Lack of Timely Anti-Harassment Training Dooms Employer’s Attempt To Invoke the Faragher-Ellerth Defense

In Lockhart v. Energy Transfer Partners, LP, 2:20-cv-258 (W.D. Penn. 2022), the court provided employers with an important reminder on the need to have timely and robust anti-harassment training and procedures if they hope to successfully invoke the Faragher-Ellerth defense.

As a brief overview, the Faragher-Ellerth defense (named from the two Supreme Court cases that created it in 1998) is an affirmative defense that employers may use against claims of hostile work environment harassment if:

  1. There was no tangible employment action taken against the plaintiff, such as a termination, demotion, etc.

  2. The employer exercised reasonable care to prevent and promptly correct the harassing behavior. As we’ll soon see, while this at a minimum requires the implementation of an anti-harassment policy, courts often require employers to have additional preventative care measures in place for the defense to apply.

  3. The plaintiff unreasonably failed to take advantage of any preventative or corrective opportunities provided by the employer. This can include, for example, not reporting the alleged harassment pursuant to the employer’s anti-harassment policy.

In Lockhart, Energy Transfer moved for summary judgment on their former employee’s hostile work environment claim based on the Faragher-Ellerth defense. In support, it pointed to its anti-harassment policy and complaint procedure, its required anti-harassment training, and the fact the plaintiff acknowledged the anti-harassment training at the time of his hire but did not report the alleged harassment for more than one-year after it allegedly began.

The court found that Energy Transfer failed to prove the defense as a matter of law. The court found it failed to prove the “reasonable care” element where, among other things:

  • the plaintiff was able to go 12-months without completing the alleged mandatory harassment training;

  • the plaintiff and the alleged harasser took the same anti-harassment training; and

  • there was no one in the office tasked with monitoring the integrity of the work environment other than the alleged harasser.

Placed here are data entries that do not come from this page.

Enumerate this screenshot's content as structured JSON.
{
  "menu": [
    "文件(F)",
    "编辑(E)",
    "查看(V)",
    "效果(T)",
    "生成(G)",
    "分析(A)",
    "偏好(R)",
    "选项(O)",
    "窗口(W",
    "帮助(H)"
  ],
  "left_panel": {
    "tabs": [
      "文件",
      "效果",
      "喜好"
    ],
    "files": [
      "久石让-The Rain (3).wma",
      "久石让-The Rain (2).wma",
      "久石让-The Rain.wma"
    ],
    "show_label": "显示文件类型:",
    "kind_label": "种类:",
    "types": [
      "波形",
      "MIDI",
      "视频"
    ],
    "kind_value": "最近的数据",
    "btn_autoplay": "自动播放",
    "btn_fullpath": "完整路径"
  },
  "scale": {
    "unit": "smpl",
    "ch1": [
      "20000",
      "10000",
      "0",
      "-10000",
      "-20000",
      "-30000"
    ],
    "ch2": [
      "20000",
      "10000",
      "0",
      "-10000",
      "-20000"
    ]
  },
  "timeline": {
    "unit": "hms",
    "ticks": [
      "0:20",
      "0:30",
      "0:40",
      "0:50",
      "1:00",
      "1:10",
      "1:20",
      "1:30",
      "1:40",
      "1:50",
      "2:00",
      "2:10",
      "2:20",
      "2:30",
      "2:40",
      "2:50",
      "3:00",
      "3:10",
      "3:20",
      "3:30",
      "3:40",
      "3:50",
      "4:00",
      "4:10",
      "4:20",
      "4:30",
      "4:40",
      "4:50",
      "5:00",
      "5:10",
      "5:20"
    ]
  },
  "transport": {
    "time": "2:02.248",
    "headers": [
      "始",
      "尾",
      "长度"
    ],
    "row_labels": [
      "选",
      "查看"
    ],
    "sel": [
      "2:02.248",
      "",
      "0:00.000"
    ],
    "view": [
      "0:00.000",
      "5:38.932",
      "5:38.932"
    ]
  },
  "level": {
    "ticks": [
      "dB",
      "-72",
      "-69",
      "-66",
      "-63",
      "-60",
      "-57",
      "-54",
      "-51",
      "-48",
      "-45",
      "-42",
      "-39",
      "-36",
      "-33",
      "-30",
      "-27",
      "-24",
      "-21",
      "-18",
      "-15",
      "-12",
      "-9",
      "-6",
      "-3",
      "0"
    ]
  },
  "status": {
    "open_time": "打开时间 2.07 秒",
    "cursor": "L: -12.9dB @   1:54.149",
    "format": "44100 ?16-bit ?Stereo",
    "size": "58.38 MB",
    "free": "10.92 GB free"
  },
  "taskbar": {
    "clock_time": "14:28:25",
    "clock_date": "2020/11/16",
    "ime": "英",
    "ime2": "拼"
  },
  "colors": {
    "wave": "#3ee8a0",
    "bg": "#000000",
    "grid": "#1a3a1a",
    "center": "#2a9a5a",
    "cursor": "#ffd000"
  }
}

The court also found that a question of fact existed as to whether the plaintiff unreasonably failed to invoke Energy Transfer’s anti-harassment policy. Among other things, the court concluded that a jury could find that “defendant’s lax approach in having plaintiff complete this [anti-harassment] training was a contributing factor in plaintiff not making management [] aware of [the alleged harasser’s] offensive behavior at an earlier date.”

The Takeaway

The proper implementation of an anti-harassment policy can be just as if not more important than the policy itself. This includes ensuring that all employees receive prompt and regular training on the policy and having multiple avenues for employees to raise potential violations of the policy. Employers should also strongly consider providing supervisors and managers additional training with respect to the policy and their unique obligations and expectations. As the Lockhart case showed, a failure to do so can leave employers looking to invoke the Faragher-Ellerth defense with an uphill battle.